Congolese Aren’t Chasing Volcanoes--They’re Chasing Daily Life
He has serious things on his mind, but you’d never know it. Even when you press Bigira Kiro-Kiro about how rough the last couple of months must have been, you get nothing but a smile.
Some people are just made that way.
We’re talking in Kiro-Kiro’s shop, the African Corner, which sits in the middle of a nondescript row of little stores on Newport Boulevard in Costa Mesa.
The shop has been shut down for two months, the result of a fire in a store upstairs that caused water damage to Kiro-Kiro’s. He ought to be upset about that, but to a guy who decided he could make a go of it in Orange County by opening a store called the African Corner, it’ll take more than a fire to discourage him.
And that something happened earlier this month in Congo, a place about as far away from Newport Boulevard as you can get.
It’s the country Kiro-Kiro, 51, lived in for 19 years before leaving in 1991, when it was known as Zaire. It’s the country that borders his homeland of Burundi and where he still has several relatives and scores of old friends.

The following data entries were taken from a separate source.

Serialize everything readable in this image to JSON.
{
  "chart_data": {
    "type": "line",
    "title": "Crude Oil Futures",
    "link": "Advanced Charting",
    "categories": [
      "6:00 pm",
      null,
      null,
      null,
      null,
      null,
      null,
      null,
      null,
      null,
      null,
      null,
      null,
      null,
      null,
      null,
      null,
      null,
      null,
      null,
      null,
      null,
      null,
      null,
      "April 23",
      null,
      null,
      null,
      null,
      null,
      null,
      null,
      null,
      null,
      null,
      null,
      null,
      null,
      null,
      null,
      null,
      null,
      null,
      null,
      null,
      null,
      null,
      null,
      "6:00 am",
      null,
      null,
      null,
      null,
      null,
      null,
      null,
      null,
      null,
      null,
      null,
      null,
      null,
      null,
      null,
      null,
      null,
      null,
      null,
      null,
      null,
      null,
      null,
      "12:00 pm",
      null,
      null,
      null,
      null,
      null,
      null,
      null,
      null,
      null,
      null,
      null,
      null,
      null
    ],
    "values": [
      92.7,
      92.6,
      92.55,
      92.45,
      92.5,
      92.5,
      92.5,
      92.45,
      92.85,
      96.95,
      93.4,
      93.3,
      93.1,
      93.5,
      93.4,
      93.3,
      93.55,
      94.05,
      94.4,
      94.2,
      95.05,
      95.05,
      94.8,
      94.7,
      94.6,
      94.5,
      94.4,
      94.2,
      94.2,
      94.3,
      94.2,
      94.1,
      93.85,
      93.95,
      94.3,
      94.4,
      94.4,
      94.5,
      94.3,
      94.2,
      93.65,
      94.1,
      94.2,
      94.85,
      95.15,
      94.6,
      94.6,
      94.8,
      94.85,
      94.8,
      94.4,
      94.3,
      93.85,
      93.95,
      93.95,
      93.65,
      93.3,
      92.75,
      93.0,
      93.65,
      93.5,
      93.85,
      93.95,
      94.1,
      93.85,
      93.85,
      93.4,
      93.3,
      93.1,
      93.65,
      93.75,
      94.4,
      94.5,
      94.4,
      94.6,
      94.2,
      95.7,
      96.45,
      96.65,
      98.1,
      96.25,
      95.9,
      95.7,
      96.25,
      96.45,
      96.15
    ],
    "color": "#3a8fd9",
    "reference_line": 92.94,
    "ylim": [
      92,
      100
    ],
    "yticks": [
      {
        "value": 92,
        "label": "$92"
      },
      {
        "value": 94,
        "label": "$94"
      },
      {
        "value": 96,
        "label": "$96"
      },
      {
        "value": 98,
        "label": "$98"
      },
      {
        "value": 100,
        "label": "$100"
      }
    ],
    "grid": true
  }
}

Back then, Kiro-Kiro had a couple of shops and employed 17 people in Goma, a city on Congo’s eastern edge. Residents knew that nearby Mt. Nyiragongo was volcanic and could erupt sometime, but no one could imagine the devastation that ensued when it did blow two weeks ago, slicing Goma in half and leaving countless people dead or homeless.
The first call Kiro-Kiro got was from his sister-in-law. Her family was safe, but all she could save from the home was a cell phone. Kiro-Kiro also learned his boyhood home had been demolished by the river of lava.
From this great distance away in America, Kiro-Kiro says he wants to help. He’s collecting donated food and clothing for the victims.
Only an earthquake could approximate the kind of damage here that Goma--a city of 800,000--has seen. Knowing that, I ask Kiro-Kiro how he and people there are reacting to the devastation.
“I was sad and shocked,” he says, “but people there are used to fighting and killing. So, this was kind of a relieved shock.”
“Yes,” he says. “This time, there was nobody to blame.”
Will the townspeople be demoralized? He smiles and says no.
“In Africa, we live day to day. We go shopping every day, we get groceries every day, water every day. So, the volcano was not an issue, like, ‘It was coming today, it will come tomorrow.’ Nobody is busy chasing a volcano there, they’re busy chasing daily life.”
Americans don’t live like that, of course. We don’t know what it’s like to live in a war-torn country where you shop every day because you don’t have either the money or the refrigerator to buy a week’s worth of food.
So, why is this man smiling?
“People in Africa are full of life,” he says. “They accept things. This has happened. Now, what is next?”
I ask Kiro-Kiro if he still considers Congo his home.
“The way Orange County has accepted me, this is home,” he says. “When I told friends I wanted to open a shop here, they said, ‘Are you crazy? L.A., New York, Atlanta, San Diego, anywhere, but not Orange County.’”
That was a reaction to the county’s small African American population and the perception that a dreadlocked man selling African artifacts might have better luck elsewhere.
Today, Kiro-Kiro smiles about the decent living he’s making and the fact that “95% of my business is white.”
The store is set to reopen next week. Kiro-Kiro says any relief goods people donate will be delivered to humanitarian organizations.
I understand why, when it comes to his own business, Kiro-Kiro isn’t unhappy. “I feel like a multibillionaire compared to what they have in Africa,” he says.
Yes, but how can he not weep over the plight of the Congolese.
“Soon, they’ll be planting roses again,” he says. “Life will be happy again.”